Datum uitspraak: 22 april 2020

AFDELING

BESTUURSRECHTSPRAAK

Uitspraak in het geding tussen:

1. [appellant sub 1], wonend te Callantsoog, gemeente Schagen,

2. [appellant sub 2], wonend te Callantsoog, gemeente Schagen,

en

de raad van de gemeente Schagen,

verweerder.

Procesverloop

Bij besluit van 2 april 2019 heeft de raad het bestemmingsplan "[locatie 1] te Callantsoog" vastgesteld.

Tegen dit besluit hebben [appellant sub 1] en [appellant sub 2] beroep ingesteld.

De raad heeft een verweerschrift ingediend.
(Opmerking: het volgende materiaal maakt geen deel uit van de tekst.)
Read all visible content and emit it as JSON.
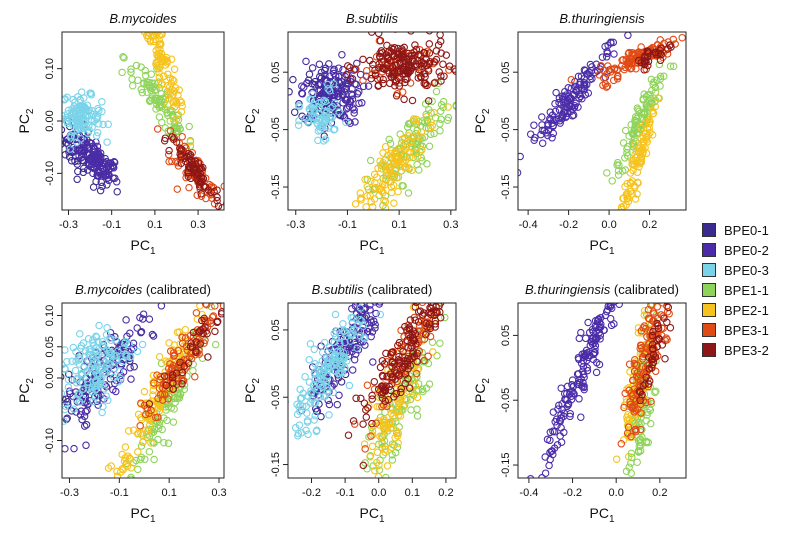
{
  "chart_data": [
    {
      "type": "scatter",
      "title": "B.mycoides",
      "title_suffix": "",
      "xlabel": "PC",
      "xlabel_sub": "1",
      "ylabel": "PC",
      "ylabel_sub": "2",
      "xlim": [
        -0.33,
        0.42
      ],
      "ylim": [
        -0.17,
        0.17
      ],
      "xticks": [
        -0.3,
        -0.1,
        0.1,
        0.3
      ],
      "xtick_labels": [
        "-0.3",
        "-0.1",
        "0.1",
        "0.3"
      ],
      "yticks": [
        -0.1,
        0.0,
        0.1
      ],
      "ytick_labels": [
        "-0.10",
        "0.00",
        "0.10"
      ],
      "series": [
        {
          "name": "BPE0-1",
          "cx": -0.22,
          "cy": -0.07,
          "angle_deg": -20,
          "sx": 0.075,
          "sy": 0.02,
          "n": 85
        },
        {
          "name": "BPE0-2",
          "cx": -0.18,
          "cy": -0.07,
          "angle_deg": -22,
          "sx": 0.06,
          "sy": 0.018,
          "n": 95
        },
        {
          "name": "BPE0-3",
          "cx": -0.24,
          "cy": 0.01,
          "angle_deg": -5,
          "sx": 0.045,
          "sy": 0.02,
          "n": 115
        },
        {
          "name": "BPE1-1",
          "cx": 0.12,
          "cy": 0.035,
          "angle_deg": -28,
          "sx": 0.09,
          "sy": 0.016,
          "n": 95
        },
        {
          "name": "BPE2-1",
          "cx": 0.13,
          "cy": 0.115,
          "angle_deg": -52,
          "sx": 0.085,
          "sy": 0.016,
          "n": 110
        },
        {
          "name": "BPE3-1",
          "cx": 0.27,
          "cy": -0.09,
          "angle_deg": -25,
          "sx": 0.075,
          "sy": 0.016,
          "n": 75
        },
        {
          "name": "BPE3-2",
          "cx": 0.28,
          "cy": -0.095,
          "angle_deg": -25,
          "sx": 0.07,
          "sy": 0.014,
          "n": 70
        }
      ]
    },
    {
      "type": "scatter",
      "title": "B.subtilis",
      "title_suffix": "",
      "xlabel": "PC",
      "xlabel_sub": "1",
      "ylabel": "PC",
      "ylabel_sub": "2",
      "xlim": [
        -0.33,
        0.32
      ],
      "ylim": [
        -0.19,
        0.12
      ],
      "xticks": [
        -0.3,
        -0.1,
        0.1,
        0.3
      ],
      "xtick_labels": [
        "-0.3",
        "-0.1",
        "0.1",
        "0.3"
      ],
      "yticks": [
        -0.15,
        -0.05,
        0.05
      ],
      "ytick_labels": [
        "-0.15",
        "-0.05",
        "0.05"
      ],
      "series": [
        {
          "name": "BPE0-1",
          "cx": -0.18,
          "cy": 0.01,
          "angle_deg": 0,
          "sx": 0.05,
          "sy": 0.025,
          "n": 90
        },
        {
          "name": "BPE0-2",
          "cx": -0.16,
          "cy": 0.015,
          "angle_deg": 0,
          "sx": 0.06,
          "sy": 0.028,
          "n": 100
        },
        {
          "name": "BPE0-3",
          "cx": -0.2,
          "cy": -0.03,
          "angle_deg": 10,
          "sx": 0.04,
          "sy": 0.025,
          "n": 70
        },
        {
          "name": "BPE1-1",
          "cx": 0.14,
          "cy": -0.08,
          "angle_deg": 28,
          "sx": 0.09,
          "sy": 0.022,
          "n": 120
        },
        {
          "name": "BPE2-1",
          "cx": 0.09,
          "cy": -0.11,
          "angle_deg": 32,
          "sx": 0.085,
          "sy": 0.02,
          "n": 120
        },
        {
          "name": "BPE3-1",
          "cx": 0.1,
          "cy": 0.06,
          "angle_deg": 0,
          "sx": 0.07,
          "sy": 0.02,
          "n": 60
        },
        {
          "name": "BPE3-2",
          "cx": 0.12,
          "cy": 0.06,
          "angle_deg": 0,
          "sx": 0.085,
          "sy": 0.024,
          "n": 170
        }
      ]
    },
    {
      "type": "scatter",
      "title": "B.thuringiensis",
      "title_suffix": "",
      "xlabel": "PC",
      "xlabel_sub": "1",
      "ylabel": "PC",
      "ylabel_sub": "2",
      "xlim": [
        -0.45,
        0.38
      ],
      "ylim": [
        -0.19,
        0.12
      ],
      "xticks": [
        -0.4,
        -0.2,
        0.0,
        0.2
      ],
      "xtick_labels": [
        "-0.4",
        "-0.2",
        "0.0",
        "0.2"
      ],
      "yticks": [
        -0.15,
        -0.05,
        0.05
      ],
      "ytick_labels": [
        "-0.15",
        "-0.05",
        "0.05"
      ],
      "series": [
        {
          "name": "BPE0-2",
          "cx": -0.2,
          "cy": 0.0,
          "angle_deg": 22,
          "sx": 0.11,
          "sy": 0.014,
          "n": 140
        },
        {
          "name": "BPE1-1",
          "cx": 0.15,
          "cy": -0.04,
          "angle_deg": 35,
          "sx": 0.07,
          "sy": 0.014,
          "n": 100
        },
        {
          "name": "BPE2-1",
          "cx": 0.13,
          "cy": -0.12,
          "angle_deg": 50,
          "sx": 0.075,
          "sy": 0.014,
          "n": 100
        },
        {
          "name": "BPE3-1",
          "cx": 0.15,
          "cy": 0.075,
          "angle_deg": 10,
          "sx": 0.1,
          "sy": 0.01,
          "n": 110
        },
        {
          "name": "BPE3-2",
          "cx": 0.22,
          "cy": 0.08,
          "angle_deg": 10,
          "sx": 0.05,
          "sy": 0.008,
          "n": 30
        }
      ]
    },
    {
      "type": "scatter",
      "title": "B.mycoides",
      "title_suffix": " (calibrated)",
      "xlabel": "PC",
      "xlabel_sub": "1",
      "ylabel": "PC",
      "ylabel_sub": "2",
      "xlim": [
        -0.33,
        0.32
      ],
      "ylim": [
        -0.16,
        0.12
      ],
      "xticks": [
        -0.3,
        -0.1,
        0.1,
        0.3
      ],
      "xtick_labels": [
        "-0.3",
        "-0.1",
        "0.1",
        "0.3"
      ],
      "yticks": [
        -0.1,
        0.0,
        0.05,
        0.1
      ],
      "ytick_labels": [
        "-0.10",
        "0.00",
        "0.05",
        "0.10"
      ],
      "series": [
        {
          "name": "BPE0-1",
          "cx": -0.2,
          "cy": 0.0,
          "angle_deg": 20,
          "sx": 0.09,
          "sy": 0.022,
          "n": 60
        },
        {
          "name": "BPE0-2",
          "cx": -0.17,
          "cy": 0.005,
          "angle_deg": 25,
          "sx": 0.1,
          "sy": 0.025,
          "n": 100
        },
        {
          "name": "BPE0-3",
          "cx": -0.2,
          "cy": 0.015,
          "angle_deg": 15,
          "sx": 0.07,
          "sy": 0.03,
          "n": 150
        },
        {
          "name": "BPE1-1",
          "cx": 0.08,
          "cy": -0.05,
          "angle_deg": 38,
          "sx": 0.1,
          "sy": 0.018,
          "n": 120
        },
        {
          "name": "BPE2-1",
          "cx": 0.04,
          "cy": -0.04,
          "angle_deg": 40,
          "sx": 0.1,
          "sy": 0.018,
          "n": 120
        },
        {
          "name": "BPE3-1",
          "cx": 0.17,
          "cy": 0.04,
          "angle_deg": 30,
          "sx": 0.1,
          "sy": 0.016,
          "n": 110
        },
        {
          "name": "BPE3-2",
          "cx": 0.19,
          "cy": 0.045,
          "angle_deg": 30,
          "sx": 0.08,
          "sy": 0.014,
          "n": 40
        }
      ]
    },
    {
      "type": "scatter",
      "title": "B.subtilis",
      "title_suffix": " (calibrated)",
      "xlabel": "PC",
      "xlabel_sub": "1",
      "ylabel": "PC",
      "ylabel_sub": "2",
      "xlim": [
        -0.27,
        0.23
      ],
      "ylim": [
        -0.17,
        0.09
      ],
      "xticks": [
        -0.2,
        -0.1,
        0.0,
        0.1,
        0.2
      ],
      "xtick_labels": [
        "-0.2",
        "-0.1",
        "0.0",
        "0.1",
        "0.2"
      ],
      "yticks": [
        -0.15,
        -0.05,
        0.05
      ],
      "ytick_labels": [
        "-0.15",
        "-0.05",
        "0.05"
      ],
      "series": [
        {
          "name": "BPE0-1",
          "cx": -0.12,
          "cy": 0.01,
          "angle_deg": 38,
          "sx": 0.07,
          "sy": 0.018,
          "n": 60
        },
        {
          "name": "BPE0-2",
          "cx": -0.09,
          "cy": 0.025,
          "angle_deg": 38,
          "sx": 0.07,
          "sy": 0.02,
          "n": 100
        },
        {
          "name": "BPE0-3",
          "cx": -0.14,
          "cy": -0.005,
          "angle_deg": 38,
          "sx": 0.07,
          "sy": 0.02,
          "n": 150
        },
        {
          "name": "BPE1-1",
          "cx": 0.07,
          "cy": -0.06,
          "angle_deg": 50,
          "sx": 0.08,
          "sy": 0.022,
          "n": 110
        },
        {
          "name": "BPE2-1",
          "cx": 0.04,
          "cy": -0.065,
          "angle_deg": 52,
          "sx": 0.08,
          "sy": 0.022,
          "n": 110
        },
        {
          "name": "BPE3-1",
          "cx": 0.09,
          "cy": 0.02,
          "angle_deg": 38,
          "sx": 0.08,
          "sy": 0.018,
          "n": 80
        },
        {
          "name": "BPE3-2",
          "cx": 0.08,
          "cy": 0.015,
          "angle_deg": 38,
          "sx": 0.09,
          "sy": 0.02,
          "n": 150
        }
      ]
    },
    {
      "type": "scatter",
      "title": "B.thuringiensis",
      "title_suffix": " (calibrated)",
      "xlabel": "PC",
      "xlabel_sub": "1",
      "ylabel": "PC",
      "ylabel_sub": "2",
      "xlim": [
        -0.45,
        0.32
      ],
      "ylim": [
        -0.17,
        0.1
      ],
      "xticks": [
        -0.4,
        -0.2,
        0.0,
        0.2
      ],
      "xtick_labels": [
        "-0.4",
        "-0.2",
        "0.0",
        "0.2"
      ],
      "yticks": [
        -0.15,
        -0.05,
        0.05
      ],
      "ytick_labels": [
        "-0.15",
        "-0.05",
        "0.05"
      ],
      "series": [
        {
          "name": "BPE0-2",
          "cx": -0.15,
          "cy": 0.0,
          "angle_deg": 40,
          "sx": 0.14,
          "sy": 0.018,
          "n": 190
        },
        {
          "name": "BPE1-1",
          "cx": 0.12,
          "cy": -0.05,
          "angle_deg": 70,
          "sx": 0.06,
          "sy": 0.022,
          "n": 110
        },
        {
          "name": "BPE2-1",
          "cx": 0.1,
          "cy": -0.02,
          "angle_deg": 60,
          "sx": 0.07,
          "sy": 0.02,
          "n": 90
        },
        {
          "name": "BPE3-1",
          "cx": 0.15,
          "cy": 0.03,
          "angle_deg": 50,
          "sx": 0.09,
          "sy": 0.022,
          "n": 150
        },
        {
          "name": "BPE3-2",
          "cx": 0.18,
          "cy": 0.035,
          "angle_deg": 50,
          "sx": 0.06,
          "sy": 0.016,
          "n": 40
        }
      ]
    }
  ],
  "legend": {
    "items": [
      {
        "label": "BPE0-1",
        "color": "#3b2a8f"
      },
      {
        "label": "BPE0-2",
        "color": "#4b2ca8"
      },
      {
        "label": "BPE0-3",
        "color": "#7ad3e8"
      },
      {
        "label": "BPE1-1",
        "color": "#8fd45a"
      },
      {
        "label": "BPE2-1",
        "color": "#f6c31c"
      },
      {
        "label": "BPE3-1",
        "color": "#e04a14"
      },
      {
        "label": "BPE3-2",
        "color": "#8e1616"
      }
    ]
  }
}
[appellant sub 2] heeft nadere stukken ingediend.

De Afdeling heeft de zaak ter zitting behandeld op 7 februari 2020, waar [appellant sub 1], vertegenwoordigd door [gemachtigde A], [appellant sub 2], bijgestaan door [gemachtigde B], en de raad, vertegenwoordigd door mr. M. Mooij, mr. J.H. Moraal en B. Omon, zijn verschenen. Verder is ter zitting [belanghebbende] gehoord.

Buiten bezwaren van partijen is ter zitting nog een stuk in het geding gebracht.

Overwegingen

Inleiding

1. Het plan voorziet in de realisering van een enkele woning op het perceel [locatie 1] te Callantsoog. Het perceel ligt aan de noordoostelijke rand van Callantsoog en had onder het hiervoor geldende plan een tuinbestemming waar hoofdgebouwen niet waren toegestaan.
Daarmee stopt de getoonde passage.